Looking closer at the mesh there is more to extract. The leafs are all modeled as polygons with open edges and this separates them from the wood parts that are cylinders with very few open edges. Meditating over this we can state the following: If we divide the geometry by material, the part that have the most open edges are the leafs. Now we know what's leafs and what's wood.

3. Design

There is nothing to add, nothing to take away. Perfection. You're allowed to add some nodes. All three of them- Null, Merge, Subnet. And maybe Switch if you're into that. 

We create Sub networks for the functions found above. Separating wood from leafs is one, Splitting wood, Attaching wood and Attaching leafs. Between them we add null nodes that says what data that is expected to go in there. Before doing mine I had the same on paper, it was pretty much a 1 to 1 translation.  
node layout of our solution

Take a breath. Are you still certain you understand the details of the implementations? Do you trust Houdini on all these points? If so, let's go and do some Houdini.
 
3. Do
We trust the blueprint. It should be color by numbers from here. That stored up adrenaline- jack it up a IO stream. This is what you're born to do.  
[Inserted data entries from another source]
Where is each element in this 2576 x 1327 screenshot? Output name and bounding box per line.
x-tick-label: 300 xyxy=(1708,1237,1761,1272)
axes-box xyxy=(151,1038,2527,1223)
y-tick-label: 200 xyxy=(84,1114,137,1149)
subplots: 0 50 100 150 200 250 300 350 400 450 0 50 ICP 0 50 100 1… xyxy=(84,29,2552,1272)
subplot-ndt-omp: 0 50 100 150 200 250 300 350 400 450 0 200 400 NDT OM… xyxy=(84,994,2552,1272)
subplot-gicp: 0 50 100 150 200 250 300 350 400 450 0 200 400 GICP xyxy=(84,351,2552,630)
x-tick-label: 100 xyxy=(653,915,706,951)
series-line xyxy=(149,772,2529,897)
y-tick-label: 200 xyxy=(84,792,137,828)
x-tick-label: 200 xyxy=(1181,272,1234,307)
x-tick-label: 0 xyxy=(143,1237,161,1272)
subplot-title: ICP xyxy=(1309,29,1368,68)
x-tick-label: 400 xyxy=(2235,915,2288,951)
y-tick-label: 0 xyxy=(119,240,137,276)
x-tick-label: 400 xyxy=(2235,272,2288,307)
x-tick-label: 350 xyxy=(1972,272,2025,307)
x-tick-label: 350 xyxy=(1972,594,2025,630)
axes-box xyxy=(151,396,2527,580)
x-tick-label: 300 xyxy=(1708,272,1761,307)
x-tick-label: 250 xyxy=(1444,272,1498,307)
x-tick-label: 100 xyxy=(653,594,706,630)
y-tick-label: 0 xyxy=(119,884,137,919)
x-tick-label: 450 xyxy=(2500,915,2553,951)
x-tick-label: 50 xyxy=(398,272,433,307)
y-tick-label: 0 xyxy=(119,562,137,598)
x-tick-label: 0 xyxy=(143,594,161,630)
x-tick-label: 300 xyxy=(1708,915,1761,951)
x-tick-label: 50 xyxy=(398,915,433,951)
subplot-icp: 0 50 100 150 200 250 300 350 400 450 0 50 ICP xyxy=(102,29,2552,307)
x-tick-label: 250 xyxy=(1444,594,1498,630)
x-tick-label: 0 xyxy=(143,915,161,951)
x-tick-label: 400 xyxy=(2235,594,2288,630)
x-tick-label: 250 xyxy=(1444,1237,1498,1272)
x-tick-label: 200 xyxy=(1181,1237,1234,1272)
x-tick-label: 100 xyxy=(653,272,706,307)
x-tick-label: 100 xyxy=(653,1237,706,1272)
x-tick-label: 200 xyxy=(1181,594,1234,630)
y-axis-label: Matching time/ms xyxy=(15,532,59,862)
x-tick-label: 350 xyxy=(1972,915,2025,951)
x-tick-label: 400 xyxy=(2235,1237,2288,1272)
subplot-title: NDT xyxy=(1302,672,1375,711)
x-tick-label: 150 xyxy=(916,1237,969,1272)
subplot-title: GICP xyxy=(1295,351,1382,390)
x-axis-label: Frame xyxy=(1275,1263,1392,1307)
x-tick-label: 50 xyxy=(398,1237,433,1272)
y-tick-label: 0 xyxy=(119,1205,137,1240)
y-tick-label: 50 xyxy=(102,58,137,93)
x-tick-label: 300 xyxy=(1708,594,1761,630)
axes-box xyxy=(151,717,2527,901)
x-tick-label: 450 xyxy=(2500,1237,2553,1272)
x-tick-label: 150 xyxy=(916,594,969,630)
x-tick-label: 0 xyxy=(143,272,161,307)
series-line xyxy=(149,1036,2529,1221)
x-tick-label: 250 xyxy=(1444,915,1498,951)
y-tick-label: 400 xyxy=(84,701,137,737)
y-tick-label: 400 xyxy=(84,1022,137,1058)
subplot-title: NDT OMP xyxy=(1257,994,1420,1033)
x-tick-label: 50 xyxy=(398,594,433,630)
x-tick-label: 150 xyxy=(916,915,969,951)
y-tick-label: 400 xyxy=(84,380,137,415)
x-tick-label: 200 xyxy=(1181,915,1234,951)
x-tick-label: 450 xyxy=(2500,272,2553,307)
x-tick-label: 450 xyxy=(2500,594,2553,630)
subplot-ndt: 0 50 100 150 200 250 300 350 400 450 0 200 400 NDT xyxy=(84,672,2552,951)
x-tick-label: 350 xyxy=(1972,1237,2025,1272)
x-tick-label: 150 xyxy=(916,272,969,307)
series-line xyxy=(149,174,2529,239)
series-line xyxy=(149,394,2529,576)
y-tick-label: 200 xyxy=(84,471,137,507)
I'm an IPA guy and I want flavor. I go for "New Sweden IPA". A bit heavy but I like to go out strong. On the audio side it's all Petar Dundov, a silent cab driver in the urban night. Code or nodes doesn't matter. Whatever is fastest. We need to move. Implement what you've planed for, nothing more. You're a race car, if you miss a curve you don't go back to do it better. Just GO. Write notes on the side about what you leave behind. I had some branches hanging in air that wasn't picked up by the intersection check. Leave it. Just GO. 

Write pseudo code first, then actual code. Close that Chrome tab. Finish those wranglers first. 

I then recommend Everyday IPA. Better to step down for longevity's sake but stay in the zone. Speaking of endurance, while I'm listening to deep techno I still go for headphones with a rather bright sound. It's the low tones that wears out the brain. 

Result can be found in the hip file below. Notice how the result is more or less identical with the design layout.

5. Aftermath
It's done and so are you.  
 
To top the malt I go for something sharper. A while back I ordered a Benriach 12y which is excellent. We want to do more, it was so much fun, so much purpose. But we probably can't. 

Maybe color the nodes. Or write a blog post.

Epilogue

Yea. So that's how you do it in the biz. It's a first version that we can show the artist. They could reject it completely so better not to fix those bugs yet. 

I'm sure there are other approaches that people take for good reasons. Offline have a completely different perspective and I'd love to hear how that has been refined over the years. Some are whine people which I'm sure have implications on method. Looks like the Motion Graphics folks really are working with some off the shelf material, looks very inspirational.